I think this describes the situation at the Voice fairly well.

I'm pretty sure I read a later article which was even gloomier, but now I can't find it.

I'll write email about Tom Tomorrow, but I'm not optimistic.

#12 ::: Faren Miller ::: (view all by) ::: November 18, 2006, 10:14 AM:

At least the Washington Post still has "Tom Tomorrow" with its comics. That's where I see it, online.

#13 ::: Anthony Ha ::: (view all by) ::: November 18, 2006, 03:57 PM:

Wow, and I'm still slightly stunned by their firing of Robert Christgau.

Memo to the ungainly corporate behemoth now apparently (and deceptively) known as Village Voice Media.

A reasonable strategy: shaking things up to continue to be accessible and relevant.

Not a reasonable strategy: perversely trying to dismantle everything that made the paper worth reading.

#14 ::: JESR ::: (view all by) ::: November 18, 2006, 06:48 PM:

Village Voice Media also owns Seattle Weekly, and has, for the most part, gutted the editorial section; The Stranger's claim to be "Seattle's Only Newspaper" looks more true every day.

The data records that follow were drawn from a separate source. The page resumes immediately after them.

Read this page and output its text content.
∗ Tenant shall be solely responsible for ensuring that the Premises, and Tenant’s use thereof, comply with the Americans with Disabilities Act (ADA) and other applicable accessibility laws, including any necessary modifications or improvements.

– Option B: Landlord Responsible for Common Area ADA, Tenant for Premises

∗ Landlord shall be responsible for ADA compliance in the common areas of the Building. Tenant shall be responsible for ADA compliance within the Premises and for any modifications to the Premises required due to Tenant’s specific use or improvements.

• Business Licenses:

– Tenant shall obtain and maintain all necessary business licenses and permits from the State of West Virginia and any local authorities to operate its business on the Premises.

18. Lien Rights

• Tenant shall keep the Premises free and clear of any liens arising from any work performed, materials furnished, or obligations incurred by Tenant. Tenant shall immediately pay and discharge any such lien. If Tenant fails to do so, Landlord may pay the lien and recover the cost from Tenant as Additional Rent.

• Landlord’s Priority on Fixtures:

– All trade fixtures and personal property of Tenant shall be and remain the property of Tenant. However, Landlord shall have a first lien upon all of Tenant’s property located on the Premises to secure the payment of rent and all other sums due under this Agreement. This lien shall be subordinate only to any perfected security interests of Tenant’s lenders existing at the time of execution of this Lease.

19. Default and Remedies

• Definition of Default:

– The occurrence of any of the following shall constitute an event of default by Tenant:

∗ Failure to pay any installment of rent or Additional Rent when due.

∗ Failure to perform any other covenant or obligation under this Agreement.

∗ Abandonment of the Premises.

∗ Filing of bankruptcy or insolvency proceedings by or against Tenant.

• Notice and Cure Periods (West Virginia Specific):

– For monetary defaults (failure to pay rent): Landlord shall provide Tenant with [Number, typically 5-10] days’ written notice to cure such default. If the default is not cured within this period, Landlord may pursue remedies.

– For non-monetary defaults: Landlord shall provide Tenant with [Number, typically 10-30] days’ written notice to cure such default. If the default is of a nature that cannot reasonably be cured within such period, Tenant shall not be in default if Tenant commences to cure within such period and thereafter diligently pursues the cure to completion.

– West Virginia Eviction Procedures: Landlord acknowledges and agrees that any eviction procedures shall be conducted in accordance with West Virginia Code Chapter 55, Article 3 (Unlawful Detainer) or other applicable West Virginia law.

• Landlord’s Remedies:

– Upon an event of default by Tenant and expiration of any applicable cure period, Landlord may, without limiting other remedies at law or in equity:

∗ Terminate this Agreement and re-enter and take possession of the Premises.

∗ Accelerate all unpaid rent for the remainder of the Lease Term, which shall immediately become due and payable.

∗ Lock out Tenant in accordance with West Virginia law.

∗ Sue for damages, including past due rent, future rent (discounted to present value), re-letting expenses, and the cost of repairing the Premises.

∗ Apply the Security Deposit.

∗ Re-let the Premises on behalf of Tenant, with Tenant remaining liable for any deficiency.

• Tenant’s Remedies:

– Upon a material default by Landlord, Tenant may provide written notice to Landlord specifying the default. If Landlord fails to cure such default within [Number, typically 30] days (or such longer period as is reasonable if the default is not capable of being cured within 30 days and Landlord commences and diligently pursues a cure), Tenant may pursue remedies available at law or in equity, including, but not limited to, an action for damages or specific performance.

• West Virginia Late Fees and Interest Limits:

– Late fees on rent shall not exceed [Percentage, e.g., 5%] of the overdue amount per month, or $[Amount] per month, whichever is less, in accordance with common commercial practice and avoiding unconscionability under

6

#15 ::: Teresa Nielsen Hayden ::: (view all by) ::: November 19, 2006, 12:19 AM:

Bruce: Thanks for the memories. I remember when the New Times was banned at my high school. Their journalism tried hard and sometimes succeeded, and Boze was brilliant. It's so weird that in the years that've followed, it's turned into a shapechanging alien monster that's eaten both the Seattle Weekly and the Village Voice.

(Also, there's now a Valley National Bank a block or two south of Tor. That's just plain weird.)

#16 ::: Larry Brennan ::: (view all by) ::: November 19, 2006, 12:27 AM:

FWIW, The Weekly has really gone off a cliff. They're shedding staff, dropping features and seem to be well on their way to becoming a faux-alternative version of the Seattle Times. Thankfully, we still have The Stranger. Not every city is so lucky.